On a side note, the Chessmaster series should trade in Josh's face for Jeff's! If Jeff would be into that kind of thing that is. Chess-wise I think Jeff would easily beat Josh right now and Jeff has barely played since he was a kid. Judging from Jeff's 3rd place chess performance in Poland in 2007 he is comfortable being right up there with the Grandmasters with seemingly little effort at all. But talented people tend to make things look effortless.

Please come back to be an ambassador for chess Jeff! Those who are big fans of yours remember you and your sister for the charming, brilliant young kids you were on TV, and in real life. You inspired, entertained and are sorely missed.

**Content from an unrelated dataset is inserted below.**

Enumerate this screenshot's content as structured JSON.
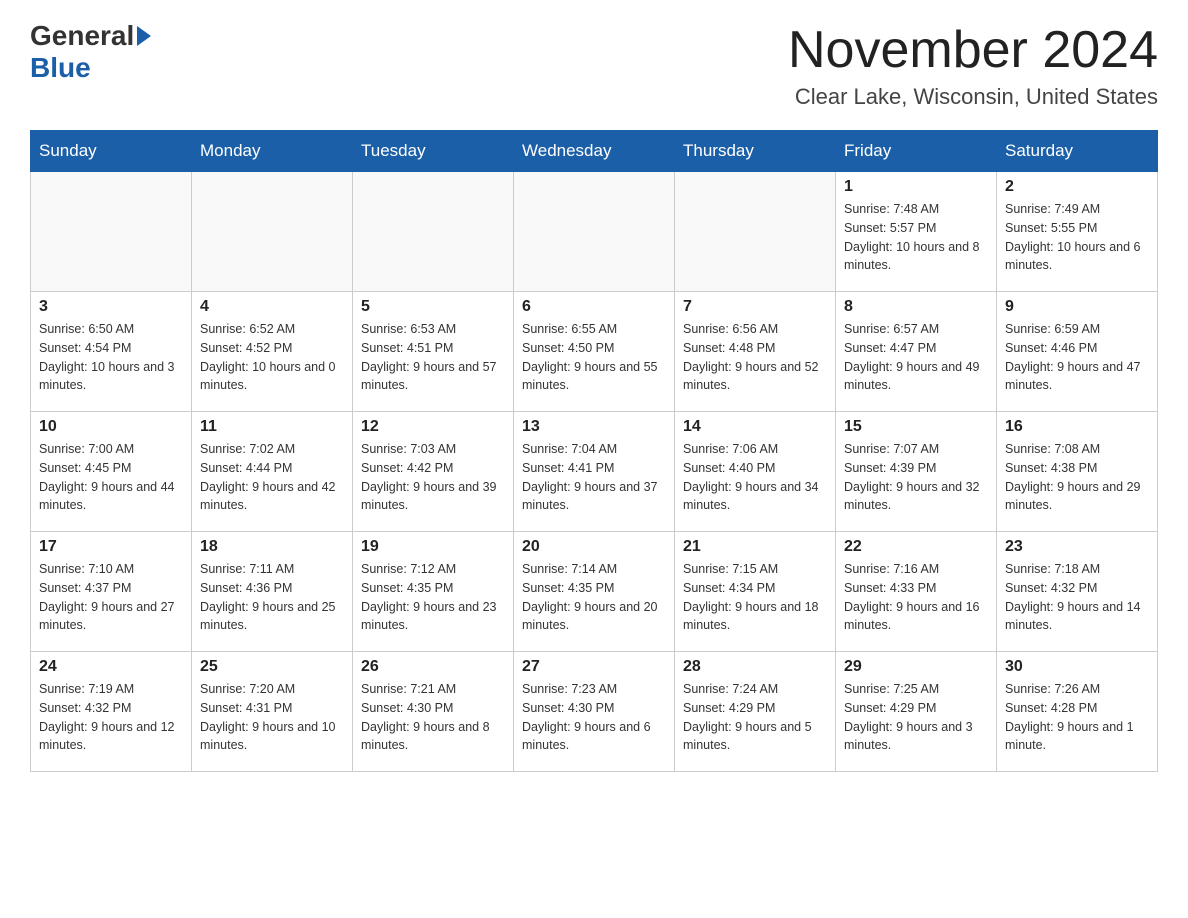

Your true character was nothing like Jonathan Poe in the film.


  1. Funny, after reading the text above something occurred to me. That draw which Josh had with Jeff he has used to make money on with all of his projects: Chessmaster (GM edition), Searching For Bobby Fischer and and The Art of Learning. You almost have a feeling that without this draw he would have nothing worth selling in his life.

  2. What you do have wrong was that Jeff and Josh shared the championship \, Josh had won enough earlier in the tourny to secure a win with a tiw or better. With the Draw Josh won the title, not shared.

  3. Wrong Keith, they shared the title. Just check out the photo in July 1986 Chess Life Magazine with Jeff and Josh as 1986 scholastic primary co-champions. They had a co-champion system for ties, same as the year before that when 2 kids tied and were also co-champions. You must be making the silly mistake of taking seriously information from Fred Waitzkin's book or something. Even Larry Evans wrote in his Chess Life column years ago a quote from Bruce Pandolfini mentioning how he was surprised that history was in the making with that draw, since after all they shared the national title and Jeff went on to win the world-10 a couple of months later.

  4. I think it's pretty ironic that the movie changed the final match so that, instead of Waitzken battling back from a deficit to draw the game, they have him generously offer "Jonathan Poe" a draw and, when the villain of the movie refuses, goes on to beat him. Ironic because, although that never happened to Sawyer, it DID (according to his own account in AoL) happen to an older Waitzken in a match for a European championship -- he was offered a draw in the final (which would have given him the title), but refused, and wound up losing the match. Poetic justice?